Additionally: if you set the mask clearance to 0 you will not get the board back as shown in the gerbers. The board house will adjust the clearance to their value. (a good board house will ask you what to do -> Will take time but at least you get feedback.)
In such a case it could happen that the gerber looks like you have enough space for solder mask between two features. After increasing the clearance to fit the manufacturing requirements the minimum width settings might already be violated. (Resulting in no solder mask between these features)
I personally would not go down that route. I always carefully read the manufacturers documentation and setup kicad to fit their restrictions. (In most cases i don’t go to the limit if i can avoid it.)
Maximum soldermask expansion, retraction, or shift is 3mil (0.0762mm).
This means they only guarantee your pad to be non solder mask defined if you leave a clearance of 3mil. I therefore see two options of what will happen if you send a board with 0 clearance:
Option 1: They add their clearance without ever telling you. (Might be the reason why you state that it “works”)
Option 2: They manufacture it as given. Some pads might be covered with solder mask. See below for more details (It might not affect your manufacturing process. This might be why you would state it “works” in your case.)
Analysing option 2:
Lets simplify the oshpark definition and assume all the error comes from a misalignment of 3mil between copper and mask.
For further simplification lets assume the alignment issue means the soldermask is moved to the right by the full 3 mil.
So if you had your soldermask beginning exactly at the left edge of a pad then you will get it with 3 mil covered on the left side and 3 mil free on the right. (In reality this will be a bit different as you will never have alignment alone nor exactly in one of the orthogonal directions.)
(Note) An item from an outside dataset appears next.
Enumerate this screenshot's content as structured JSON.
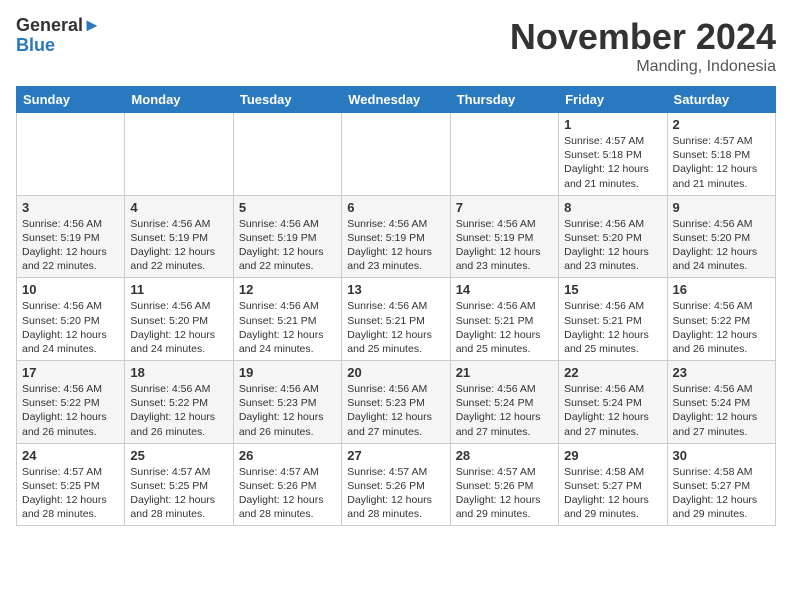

For handsoldering this is probably ok. This is because you normally already have much larger pads than strictly necessary. For reflow soldering one might not be able to live with such a discrepancy. (Especially not in high volume production where you want tight control over all of your parameters to increase yield and therefore your profit margin.)
My definition of “getting something as designed” would mean that the obove listed option 1 is definetly wrong. Option 2 can be considered within specs if i assumed this to be the case during footprint design. Otherwise it is definetly the fault of the guy setting up the design tool parameters. (The board house did what they where told.)